Mais cette unité masque une complexité : bien que la défense de principe de la souveraineté soit forte, l’Europe manque de puissance militaire réelle, notamment navale et aérienne dans l’Arctique, pour dissuader toute action unilatérale d’une superpuissance. Certains estiment que l’Europe doit renforcer considérablement ses engagements en matière de sécurité arctique, y compris par des exercices conjoints, le partage de renseignements et une présence physique, pour rendre toute coercition réellement impensable.

Quels sont les risques pour l’OTAN et l’ordre international ?

La Première ministre danoise Mette Frederiksen a averti que toute tentative des États-Unis de s’emparer du Groenland serait « la fin de l’OTAN » et mettrait fin à la sécurité telle que nous la connaissons depuis la Seconde Guerre mondiale.

Les dirigeants européens soutiennent que le sort du Groenland doit être déterminé par le droit international et les processus démocratiques, et non par la menace de la force militaire.
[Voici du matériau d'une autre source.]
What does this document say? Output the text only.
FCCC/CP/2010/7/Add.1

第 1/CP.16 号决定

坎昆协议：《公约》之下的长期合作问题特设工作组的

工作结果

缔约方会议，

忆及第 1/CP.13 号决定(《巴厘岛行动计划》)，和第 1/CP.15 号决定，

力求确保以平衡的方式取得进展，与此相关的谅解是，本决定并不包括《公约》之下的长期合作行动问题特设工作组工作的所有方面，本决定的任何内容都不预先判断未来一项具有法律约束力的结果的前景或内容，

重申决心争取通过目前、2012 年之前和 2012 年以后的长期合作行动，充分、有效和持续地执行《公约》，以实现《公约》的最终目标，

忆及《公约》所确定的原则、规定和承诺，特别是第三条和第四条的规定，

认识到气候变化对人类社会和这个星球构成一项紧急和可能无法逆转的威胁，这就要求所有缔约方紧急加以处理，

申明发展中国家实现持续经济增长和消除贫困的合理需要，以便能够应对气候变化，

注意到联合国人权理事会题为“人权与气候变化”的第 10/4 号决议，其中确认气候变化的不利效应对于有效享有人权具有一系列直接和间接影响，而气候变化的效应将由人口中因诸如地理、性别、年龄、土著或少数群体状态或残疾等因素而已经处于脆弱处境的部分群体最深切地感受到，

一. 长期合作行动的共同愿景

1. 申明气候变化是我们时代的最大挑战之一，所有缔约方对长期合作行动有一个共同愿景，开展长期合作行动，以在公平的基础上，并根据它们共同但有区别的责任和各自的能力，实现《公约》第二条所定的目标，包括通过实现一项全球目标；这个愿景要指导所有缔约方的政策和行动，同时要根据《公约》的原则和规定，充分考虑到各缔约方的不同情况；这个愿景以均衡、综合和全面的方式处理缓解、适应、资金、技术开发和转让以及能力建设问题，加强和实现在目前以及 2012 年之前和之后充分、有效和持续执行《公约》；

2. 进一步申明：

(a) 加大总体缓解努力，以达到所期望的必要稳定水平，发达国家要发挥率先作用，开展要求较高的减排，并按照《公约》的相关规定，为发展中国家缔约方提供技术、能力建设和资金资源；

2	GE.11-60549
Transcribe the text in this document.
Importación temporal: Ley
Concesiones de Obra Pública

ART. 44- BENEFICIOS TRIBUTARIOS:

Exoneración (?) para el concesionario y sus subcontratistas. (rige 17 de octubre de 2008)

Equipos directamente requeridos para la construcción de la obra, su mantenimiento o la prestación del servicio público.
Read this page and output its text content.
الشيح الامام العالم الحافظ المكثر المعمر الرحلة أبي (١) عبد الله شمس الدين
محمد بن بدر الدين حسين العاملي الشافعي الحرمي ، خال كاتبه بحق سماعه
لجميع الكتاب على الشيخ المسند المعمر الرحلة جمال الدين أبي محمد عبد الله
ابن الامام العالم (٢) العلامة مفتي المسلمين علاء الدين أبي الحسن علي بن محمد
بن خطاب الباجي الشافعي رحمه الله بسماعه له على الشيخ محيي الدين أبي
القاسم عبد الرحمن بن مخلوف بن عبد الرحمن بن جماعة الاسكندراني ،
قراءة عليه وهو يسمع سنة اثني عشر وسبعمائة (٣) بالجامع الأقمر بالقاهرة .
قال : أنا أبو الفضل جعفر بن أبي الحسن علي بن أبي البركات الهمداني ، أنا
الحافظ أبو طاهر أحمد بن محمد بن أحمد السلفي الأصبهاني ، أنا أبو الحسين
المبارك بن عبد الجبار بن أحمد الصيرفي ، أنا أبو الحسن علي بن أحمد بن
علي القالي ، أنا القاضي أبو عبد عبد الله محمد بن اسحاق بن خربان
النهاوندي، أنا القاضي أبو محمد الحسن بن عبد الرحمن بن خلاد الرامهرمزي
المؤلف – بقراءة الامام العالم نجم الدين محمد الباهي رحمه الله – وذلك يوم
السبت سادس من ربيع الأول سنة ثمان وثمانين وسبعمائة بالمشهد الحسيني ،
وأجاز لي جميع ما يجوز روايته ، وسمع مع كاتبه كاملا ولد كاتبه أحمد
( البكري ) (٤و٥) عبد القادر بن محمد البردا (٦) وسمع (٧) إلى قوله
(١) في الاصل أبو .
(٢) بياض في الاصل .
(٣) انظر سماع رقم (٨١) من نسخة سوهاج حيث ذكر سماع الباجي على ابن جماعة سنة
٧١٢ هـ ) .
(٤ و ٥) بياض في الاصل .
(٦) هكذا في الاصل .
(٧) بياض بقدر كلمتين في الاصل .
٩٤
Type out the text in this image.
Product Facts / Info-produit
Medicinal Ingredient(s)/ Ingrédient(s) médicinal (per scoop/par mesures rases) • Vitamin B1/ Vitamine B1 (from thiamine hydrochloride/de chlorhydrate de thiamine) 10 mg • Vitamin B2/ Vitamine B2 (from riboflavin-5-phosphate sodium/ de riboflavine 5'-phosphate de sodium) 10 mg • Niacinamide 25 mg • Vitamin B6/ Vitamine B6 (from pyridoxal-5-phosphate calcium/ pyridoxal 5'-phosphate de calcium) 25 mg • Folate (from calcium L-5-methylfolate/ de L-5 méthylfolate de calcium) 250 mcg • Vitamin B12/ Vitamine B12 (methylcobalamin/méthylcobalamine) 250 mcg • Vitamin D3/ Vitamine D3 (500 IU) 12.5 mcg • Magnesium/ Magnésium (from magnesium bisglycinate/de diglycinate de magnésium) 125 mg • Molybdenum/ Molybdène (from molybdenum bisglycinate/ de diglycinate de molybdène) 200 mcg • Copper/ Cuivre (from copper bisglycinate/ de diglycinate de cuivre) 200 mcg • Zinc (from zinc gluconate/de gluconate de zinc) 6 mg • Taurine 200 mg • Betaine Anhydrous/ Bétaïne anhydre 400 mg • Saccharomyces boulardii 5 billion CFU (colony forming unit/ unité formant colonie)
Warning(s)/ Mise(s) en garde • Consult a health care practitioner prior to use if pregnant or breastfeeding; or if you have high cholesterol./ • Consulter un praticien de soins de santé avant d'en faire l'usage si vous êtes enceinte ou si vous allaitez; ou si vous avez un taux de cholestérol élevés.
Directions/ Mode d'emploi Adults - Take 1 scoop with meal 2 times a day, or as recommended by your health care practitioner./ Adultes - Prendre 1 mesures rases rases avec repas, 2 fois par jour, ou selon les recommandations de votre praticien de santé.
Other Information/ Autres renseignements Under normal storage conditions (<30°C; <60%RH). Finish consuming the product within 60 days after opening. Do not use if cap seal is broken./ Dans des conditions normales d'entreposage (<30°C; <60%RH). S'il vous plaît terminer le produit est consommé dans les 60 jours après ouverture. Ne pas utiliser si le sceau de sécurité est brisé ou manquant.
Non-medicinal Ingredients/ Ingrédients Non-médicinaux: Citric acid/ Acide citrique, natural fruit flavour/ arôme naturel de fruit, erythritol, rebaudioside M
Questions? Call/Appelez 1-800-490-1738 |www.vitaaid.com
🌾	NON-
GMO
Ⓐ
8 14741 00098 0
Une prise de contrôle créerait un précédent dangereux, affaiblissant les normes contre l’acquisition de territoires et encourageant probablement des défis similaires ailleurs.

Quelles implications pour l’indépendance stratégique de l’Europe ?

L’insistance de la France pour obtenir une réponse européenne à la pression américaine sur le Groenland souligne une question plus large : l’Europe peut-elle défendre ses intérêts stratégiques indépendamment de Washington ?

Le différend sur le Groenland met en évidence la vulnérabilité de la sécurité européenne aux changements de politique américaine, même parmi les alliés de l’OTAN.

Les critiques de l’approche américaine soulignent que Washington dispose déjà d’un accès militaire étendu au Groenland en vertu d’accords de longue date, mais n’a pas besoin de la souveraineté pour mener une coopération sécuritaire. Le Danemark a à plusieurs reprises accordé aux États-Unis le droit d’étendre les bases et de déployer des forces, mais Trump continue de présenter le contrôle total comme une nécessité géopolitique.

Face à cette nouvelle réalité dans l’Arctique, et malgré l’absence de menaces spécifiques jusqu’à présent, l’Europe s’est principalement appuyée sur la diplomatie plutôt que sur une réponse militaire. Cependant, avec la montée des rivalités arctiques liées aux intérêts russes et chinois, les pays européens pourraient également être poussés à investir eux-mêmes dans des capacités arctiques.

Le Groenland au cœur d’un nouveau concours géopolitique

Ce qui était autrefois un avant-poste arctique éloigné, faiblement peuplé, est désormais le point central d’une rivalité entre grandes puissances.

Le changement climatique, ouvrant de nouvelles routes maritimes et faisant fondre les glaces, révèle des richesses minérales et confère à l’Arctique une importance stratégique bien plus grande que sa taille ne le laisse penser.

Le Groenland, riche en ressources, stratégiquement placé et politiquement autonome, se situe à l’intersection de ces dynamiques.

L’affirmation des Européens vis-à-vis du Groenland — allant de la pression diplomatique à la préparation de réponses coordonnées — suggère que la compétition géopolitique dans l’Arctique n’est plus lointaine mais bien un enjeu stratégique actuel.

Si l’Europe est incapable de transformer ses positions morales et juridiques en mesures de sécurité concrètes, la majorité de ces protestations restera inaudible dans un monde où la politique de puissance l’emporte de plus en plus sur les normes internationales.